We use it for dashboarding extensively and the flexibility of being able to define the exact formula for a cell makes it vastly superior to DataStudio or Tableau for data sets in our ranges.
Google sheets realistically caps out at 100k rows with very light processing or 30k rows with heavy processing.
Correction : It's a useful tool for analysing datasets as you describe.
The inevitable mistake is that the spreadsheet becomes the master, and you lose all referential integrity between systems and processes at that point.
I have seen this in every single industry I've ever worked in.
You can use a bigger hammer, yes.
However, it turns out that the casual user has all the tools required. A casual user is able to fit any connector to any socket. These casual users have perfected the many-to-many connector system. The technology doesn't work, but the connectors fit.
So, please go ahead and use a casual user.
If that fails, try the nearest two year old. They have a knack for inserting the most "interesting" objects into electronics jacks and wall sockets...
My personal favorite was a 3 year old who inserted a peanut butter and jam sandwich into the VCR and pressed "play" to watch her cartoons. *LOL*
AI is a con. A sticker attached to anything.
The real thing is inherently unreliable. It learns by making mistakes and works on historical/legacy/out-of-date data. You wouldn't want to replace competent staff with it.
AI is proof that most corporate users have no tech I.
thinking I'll buy into whatever crap they're selling I'll slap them. At least they've stopped trying to blockchain everything which was the last marketing fad that went phut.
Also "artificial intelligence" is a term that I find racist and smacks of slavery. Ask anyone in 400 years time.
That's my take on AI. Not one of these AI systems are artificially intelligent. At best they are neural networks that have learned to take a trained/educated guess at something and have a high-ish chance of being correct. However, they are often incorrect and therefore utterly useless if the data is to have any value at all. I've seen a lot of AI hype over the last few years and I still maintain that at best what they are selling are Expert Systems and that there is ZERO Intelligence in any of their systems. It reminds me of all those silly psychometric tests that HR types thought were the dogs-danglies until someone actually researched their effect and it turned out that they were utterly useless and it would have been just as effective to just bin every other CV. These Expert Systems do seem to be pretty good at pattern recognition and can process data WAY faster than humans, but the positives still need that trained human eye to confirm that they are correct and THAT is where the Intelligence comes in. One day we may well have Artificial Intelligence but not for some time yet.

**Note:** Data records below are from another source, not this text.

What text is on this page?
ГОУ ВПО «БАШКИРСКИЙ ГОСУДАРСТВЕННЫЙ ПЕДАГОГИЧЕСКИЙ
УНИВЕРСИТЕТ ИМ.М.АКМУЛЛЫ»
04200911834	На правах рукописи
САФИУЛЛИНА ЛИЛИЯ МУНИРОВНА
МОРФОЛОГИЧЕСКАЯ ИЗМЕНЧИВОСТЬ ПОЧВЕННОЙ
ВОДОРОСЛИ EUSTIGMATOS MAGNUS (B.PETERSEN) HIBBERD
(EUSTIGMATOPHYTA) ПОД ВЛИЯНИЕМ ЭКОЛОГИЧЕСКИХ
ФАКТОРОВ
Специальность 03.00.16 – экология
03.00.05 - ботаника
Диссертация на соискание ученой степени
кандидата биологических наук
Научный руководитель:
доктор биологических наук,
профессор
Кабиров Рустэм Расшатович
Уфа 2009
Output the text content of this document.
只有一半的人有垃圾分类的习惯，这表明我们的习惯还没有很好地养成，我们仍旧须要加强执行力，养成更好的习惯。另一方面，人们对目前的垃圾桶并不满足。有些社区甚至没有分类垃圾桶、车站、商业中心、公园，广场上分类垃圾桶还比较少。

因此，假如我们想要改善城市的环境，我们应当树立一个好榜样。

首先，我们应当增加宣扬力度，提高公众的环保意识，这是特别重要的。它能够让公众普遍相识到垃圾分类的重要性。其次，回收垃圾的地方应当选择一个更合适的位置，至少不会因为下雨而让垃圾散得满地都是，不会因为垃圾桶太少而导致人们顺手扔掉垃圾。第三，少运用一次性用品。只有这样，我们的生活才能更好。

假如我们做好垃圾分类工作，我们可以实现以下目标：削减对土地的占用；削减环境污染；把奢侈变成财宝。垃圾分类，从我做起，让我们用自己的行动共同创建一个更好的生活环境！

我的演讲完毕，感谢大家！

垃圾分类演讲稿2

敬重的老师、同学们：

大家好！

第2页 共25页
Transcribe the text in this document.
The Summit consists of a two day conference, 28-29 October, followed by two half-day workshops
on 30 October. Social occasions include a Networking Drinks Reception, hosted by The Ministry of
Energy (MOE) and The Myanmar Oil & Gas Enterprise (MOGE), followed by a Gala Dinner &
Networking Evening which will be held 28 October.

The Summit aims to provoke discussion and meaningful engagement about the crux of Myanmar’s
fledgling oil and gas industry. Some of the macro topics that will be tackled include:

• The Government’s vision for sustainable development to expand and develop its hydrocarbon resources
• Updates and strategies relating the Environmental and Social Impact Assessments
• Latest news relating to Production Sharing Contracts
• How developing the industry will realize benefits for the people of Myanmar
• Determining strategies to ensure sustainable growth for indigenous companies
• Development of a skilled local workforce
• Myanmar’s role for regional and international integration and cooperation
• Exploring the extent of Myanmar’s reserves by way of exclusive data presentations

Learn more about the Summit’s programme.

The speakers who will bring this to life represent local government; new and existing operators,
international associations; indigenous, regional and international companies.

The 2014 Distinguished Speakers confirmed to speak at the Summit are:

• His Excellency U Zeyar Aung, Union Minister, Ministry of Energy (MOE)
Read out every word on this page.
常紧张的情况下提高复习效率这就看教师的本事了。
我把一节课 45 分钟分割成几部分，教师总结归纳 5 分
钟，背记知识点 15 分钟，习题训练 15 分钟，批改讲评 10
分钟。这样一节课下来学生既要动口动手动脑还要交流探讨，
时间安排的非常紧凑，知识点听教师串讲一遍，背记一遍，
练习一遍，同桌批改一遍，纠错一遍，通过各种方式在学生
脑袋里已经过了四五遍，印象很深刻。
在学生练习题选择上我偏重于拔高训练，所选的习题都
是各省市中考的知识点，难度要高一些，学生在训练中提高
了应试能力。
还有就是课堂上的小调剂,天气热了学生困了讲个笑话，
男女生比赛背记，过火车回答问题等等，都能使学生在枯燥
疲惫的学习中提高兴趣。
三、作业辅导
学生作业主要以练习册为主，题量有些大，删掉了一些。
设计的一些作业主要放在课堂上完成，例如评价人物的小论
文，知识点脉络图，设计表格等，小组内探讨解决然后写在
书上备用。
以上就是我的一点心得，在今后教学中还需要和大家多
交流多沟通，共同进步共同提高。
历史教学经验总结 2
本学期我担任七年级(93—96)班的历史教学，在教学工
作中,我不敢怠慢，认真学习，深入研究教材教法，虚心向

An AI system that detects and reports biasses in the training data. For example, in a legal setting an AI would detect whether some factors (wealth, family connections, race, sex, sexuality, age, etc.) were correlated with outcomes when irrelevant to the actual offence. But I suspect that might be bit 'unpopular' with the 'establishment'.
I suspect that one of the problems with AI systems is that they are built by people who are enthusiastic about AI, without cynical old gits like me having any input to the design, purposes, 'training data sets' or anything else. Rather like the international data processing network procurement manager who phones up the the security consultant one day before 'go live' to get their formal approval.
I do take one issue with the article. If you don't have to re-design your company working to take advantage of (an effective) AI, then your AI really isn't that revolutionary, is it?